InProved outlined some key factors of how to successfully close a deal in China.
Strategic Focus and Target Selection
It is important to let investors know that doing a deal is the most appropriate course of action at that particular junction in time.
Finding a suitable target is critical and this can be difficult because of the nature of deal-making when opportunities are aplenty. Navigating the sheer size of the market is a challenge, and understanding geographical and cultural differences require local attention and insights. Foreign companies trying to find the right partner(s) in this environment needs dedicated time and resources, including on-the-ground professional advisors and agents to seek out appropriate targets.
“InProved’s sales team has successfully grown businesses in China in the Energy and Resource sectors. Each of our team member has successfully grown businesses in China, establishing a total contract value of US$20mil for products such as structural products, mining machinery, agricultural and aggregate products.
There are a number of factors to consider when shortlisting targets to conduct due diligence.
Some of these information may be publicly available, but some require the company to approach the target individual/company for further information.
This process will require local presence, knowledge, dedication, along with an understanding of rules and regulations.
InProved is backed by a HKSE company looking to acquire in the Metals and Minerals sector.

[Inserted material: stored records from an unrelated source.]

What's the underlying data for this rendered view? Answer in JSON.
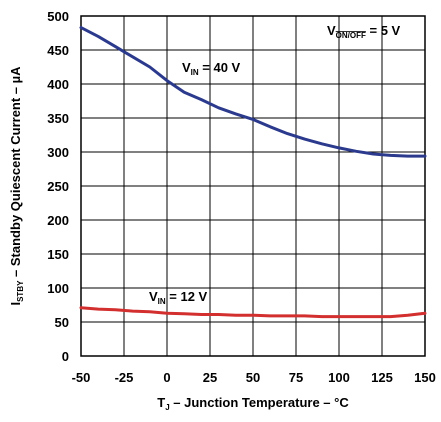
{
  "chart_data": {
    "type": "line",
    "xlabel": {
      "main": "T",
      "sub": "J",
      "rest": " – Junction Temperature – °C"
    },
    "ylabel": {
      "main": "I",
      "sub": "STBY",
      "rest": " – Standby Quiescent Current – µA"
    },
    "xlim": [
      -50,
      150
    ],
    "ylim": [
      0,
      500
    ],
    "x_ticks": [
      -50,
      -25,
      0,
      25,
      50,
      75,
      100,
      125,
      150
    ],
    "y_ticks": [
      0,
      50,
      100,
      150,
      200,
      250,
      300,
      350,
      400,
      450,
      500
    ],
    "grid": true,
    "annotations": [
      {
        "id": "von",
        "main": "V",
        "sub": "ON/OFF",
        "rest": " = 5 V",
        "overline_sub": true
      },
      {
        "id": "vin40",
        "main": "V",
        "sub": "IN",
        "rest": " = 40 V",
        "overline_sub": false
      },
      {
        "id": "vin12",
        "main": "V",
        "sub": "IN",
        "rest": " = 12 V",
        "overline_sub": false
      }
    ],
    "series": [
      {
        "color": "#2b3a8c",
        "x": [
          -50,
          -40,
          -30,
          -20,
          -10,
          0,
          10,
          20,
          30,
          40,
          50,
          60,
          70,
          80,
          90,
          100,
          110,
          120,
          130,
          140,
          150
        ],
        "y": [
          483,
          470,
          455,
          440,
          425,
          405,
          388,
          377,
          365,
          356,
          348,
          337,
          327,
          319,
          312,
          306,
          301,
          297,
          295,
          294,
          294
        ]
      },
      {
        "color": "#d32f2f",
        "x": [
          -50,
          -40,
          -30,
          -20,
          -10,
          0,
          10,
          20,
          30,
          40,
          50,
          60,
          70,
          80,
          90,
          100,
          110,
          120,
          130,
          140,
          150
        ],
        "y": [
          71,
          69,
          68,
          66,
          65,
          63,
          62,
          61,
          61,
          60,
          60,
          59,
          59,
          59,
          58,
          58,
          58,
          58,
          58,
          60,
          63
        ]
      }
    ]
  }
}
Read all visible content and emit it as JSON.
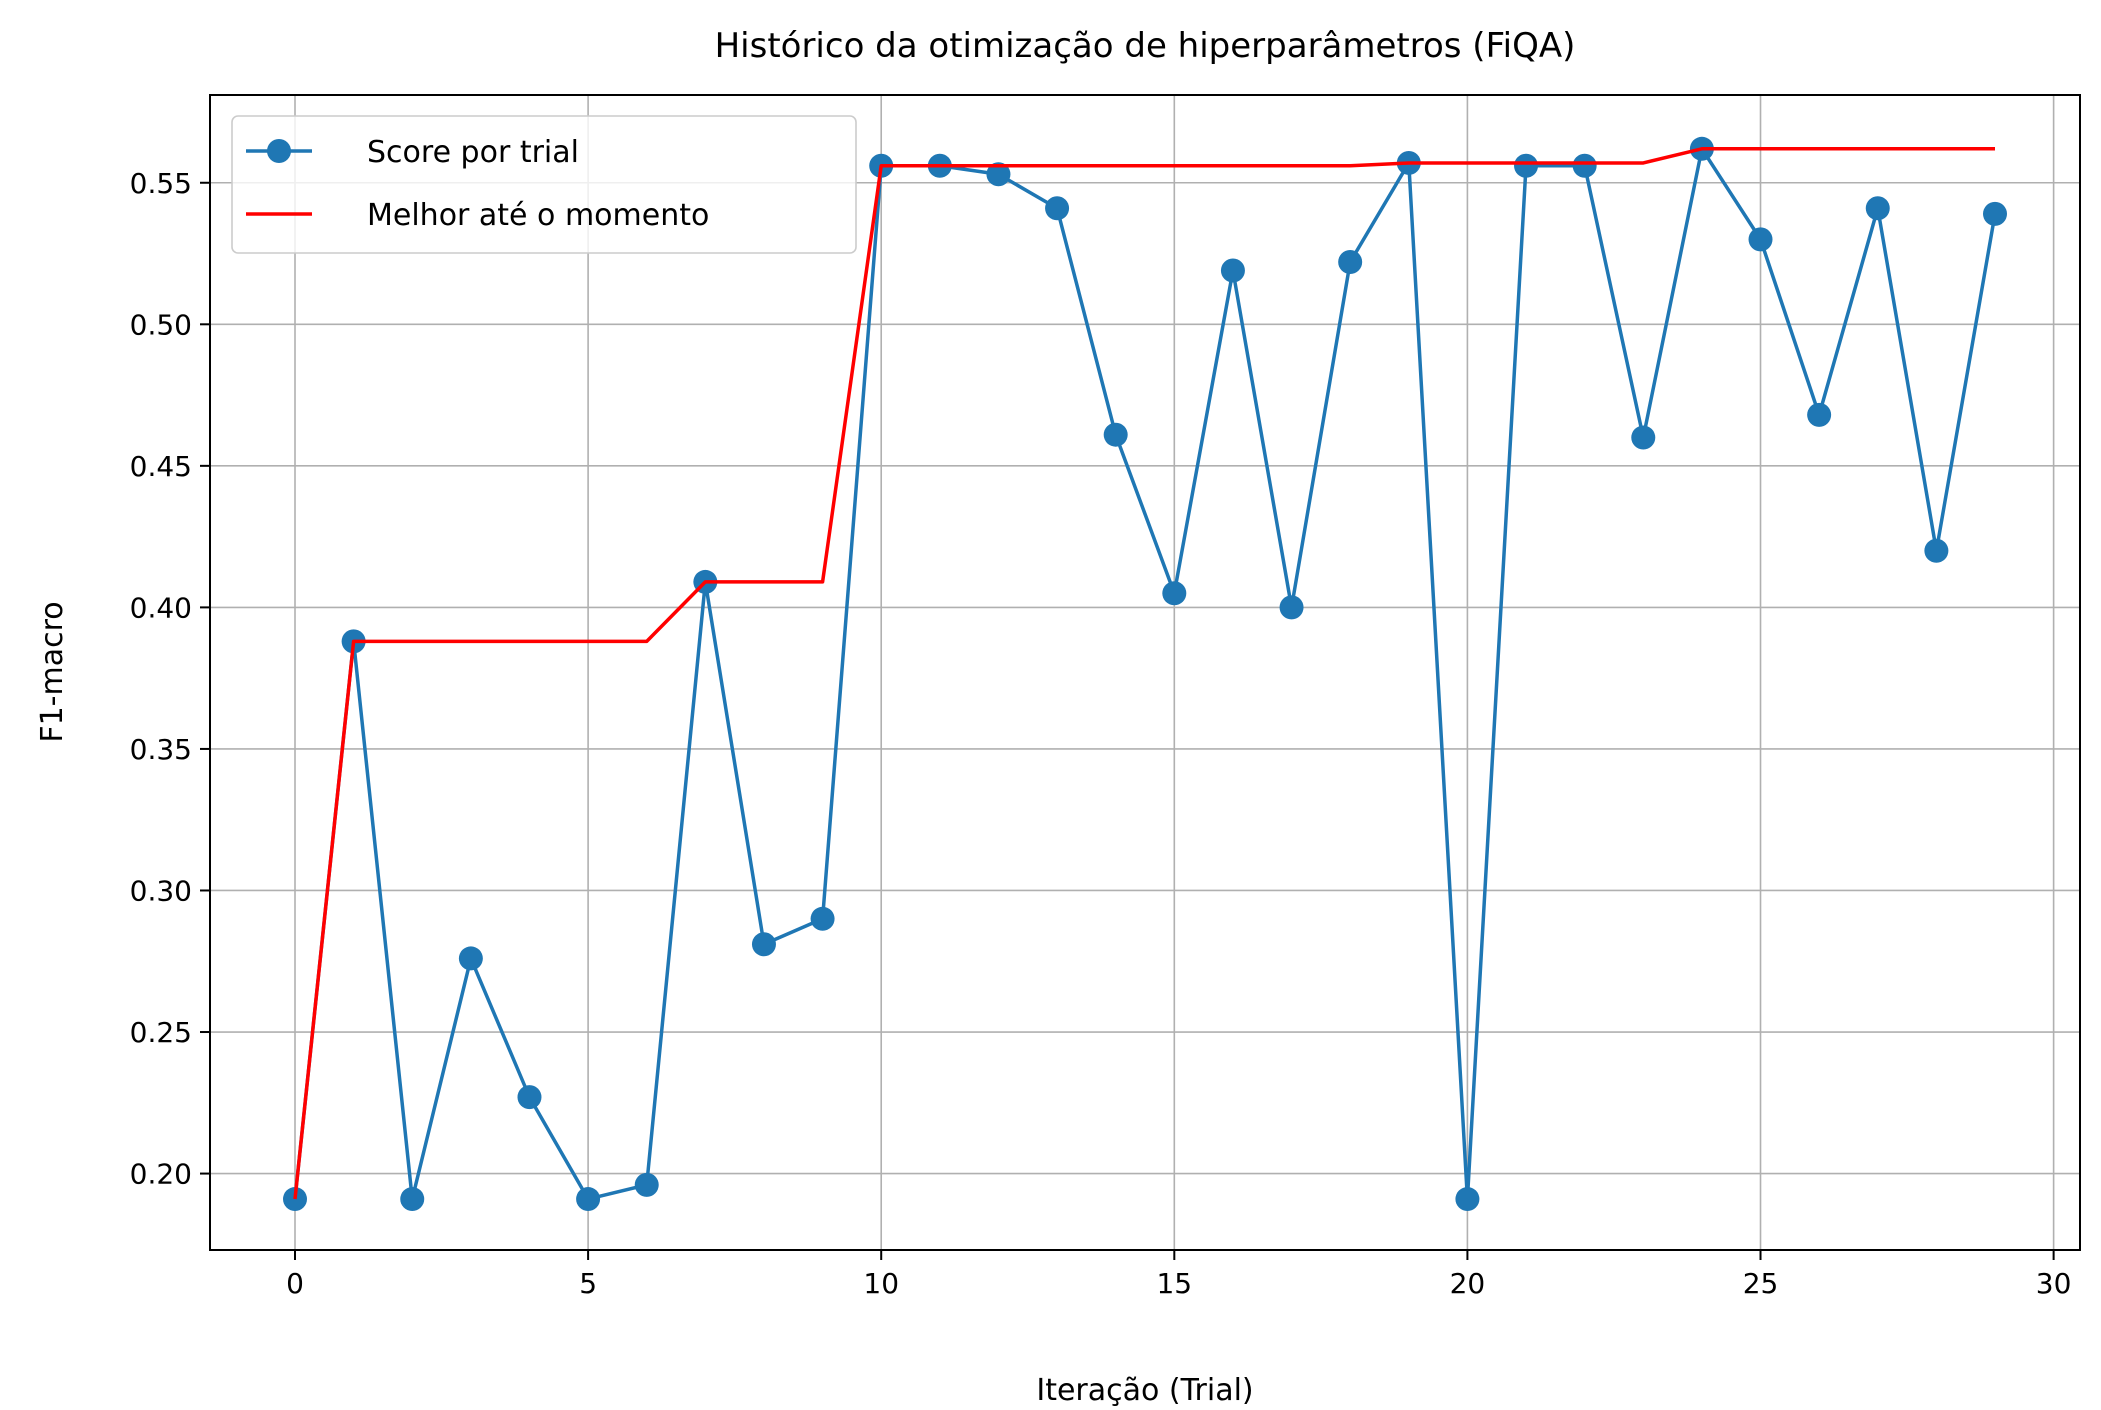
{
  "chart_data": {
    "type": "line",
    "title": "Histórico da otimização de hiperparâmetros (FiQA)",
    "xlabel": "Iteração (Trial)",
    "ylabel": "F1-macro",
    "xlim": [
      -1.45,
      30.45
    ],
    "ylim": [
      0.173,
      0.581
    ],
    "xticks": [
      0,
      5,
      10,
      15,
      20,
      25,
      30
    ],
    "xtick_labels": [
      "0",
      "5",
      "10",
      "15",
      "20",
      "25",
      "30"
    ],
    "yticks": [
      0.2,
      0.25,
      0.3,
      0.35,
      0.4,
      0.45,
      0.5,
      0.55
    ],
    "ytick_labels": [
      "0.20",
      "0.25",
      "0.30",
      "0.35",
      "0.40",
      "0.45",
      "0.50",
      "0.55"
    ],
    "grid": true,
    "legend_position": "top-left",
    "x": [
      0,
      1,
      2,
      3,
      4,
      5,
      6,
      7,
      8,
      9,
      10,
      11,
      12,
      13,
      14,
      15,
      16,
      17,
      18,
      19,
      20,
      21,
      22,
      23,
      24,
      25,
      26,
      27,
      28,
      29
    ],
    "series": [
      {
        "name": "Score por trial",
        "color": "#1f77b4",
        "marker": "circle",
        "values": [
          0.191,
          0.388,
          0.191,
          0.276,
          0.227,
          0.191,
          0.196,
          0.409,
          0.281,
          0.29,
          0.556,
          0.556,
          0.553,
          0.541,
          0.461,
          0.405,
          0.519,
          0.4,
          0.522,
          0.557,
          0.191,
          0.556,
          0.556,
          0.46,
          0.562,
          0.53,
          0.468,
          0.541,
          0.42,
          0.539
        ]
      },
      {
        "name": "Melhor até o momento",
        "color": "#ff0000",
        "marker": "none",
        "values": [
          0.191,
          0.388,
          0.388,
          0.388,
          0.388,
          0.388,
          0.388,
          0.409,
          0.409,
          0.409,
          0.556,
          0.556,
          0.556,
          0.556,
          0.556,
          0.556,
          0.556,
          0.556,
          0.556,
          0.557,
          0.557,
          0.557,
          0.557,
          0.557,
          0.562,
          0.562,
          0.562,
          0.562,
          0.562,
          0.562
        ]
      }
    ]
  }
}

Due Diligence is critical in any deal
Getting the information in the right format, language is critical in any deal. Finding the right person to seriously consider the opportunity can be a prolonged adventure. In China, it is important to identify the right person to look at the opportunity as early as possible, so that the person can identify issues/challenges early on. While there are many issues that can be uncovered during the course of the due diligence, it is particular important to find the major issues first and foremost, which can be in the following areas,
Due diligence in China is a stage not just to understand financial, operational performance but also uncover areas whereby regulations, people or additional effort is required to get to the yes/no decision.
Compared to Western due diligence when it’s relatively structured, Chinese investors/companies may have be less structured when conducting DD. There will generally be issues that crop up during the course of DD which can discontinue the process immediately.
Besides government related issues, we found that issues are generally unique. So these needs to be uncovered first and foremost, hence having a dedicated advisor who are already in the Chinese market to provide context and recommend solutions is crucial.
We have already drunk the Maotai, reducing your time-to-market. - Johnson Koh, founder InProved Pte Ltd
Setting the right deal structure early and what price it will be will shorten the process. In a minority stake deal, a key part of the negotiation will be treatment of risks identified during due diligence, and how they are incorporated into the structure. This can be factored in through proper protection terms or flexible pricing. This is particular important as China announces tightening of outbound capital in 2017
A good advisory team can be a strong asset during the negotiating process to manage the financial, legal, tax and valuation issues that will be considered in determining the right approach, price and structure.
In a majority investment decision, the advisors will be valuable when assessing any issues that may come up during due diligence and recommend whether they impact valuation or if key agreement terms need to be inserted into the termsheet during negotiations.
One chief reason why deals do not go to completion in China is a dedicated and committed approach to draw out the issues. An advisor will be helpful in managing the process and identifying any misconceptions by the buyer.
Preparing for the deal closing also requires a dedicated approach, ensure that relevant supporting documents are correct and agreed by both parties. Deal parties need legal advisors to draft and finalise sales and purchase agreements. This document is typically prepared upfront and consistent for all minority stakeholders. The document can be specially prepared in a case of a majority shareholder undertaking. For instance, it will contain rights or indemnification to protect the company from post-deal results.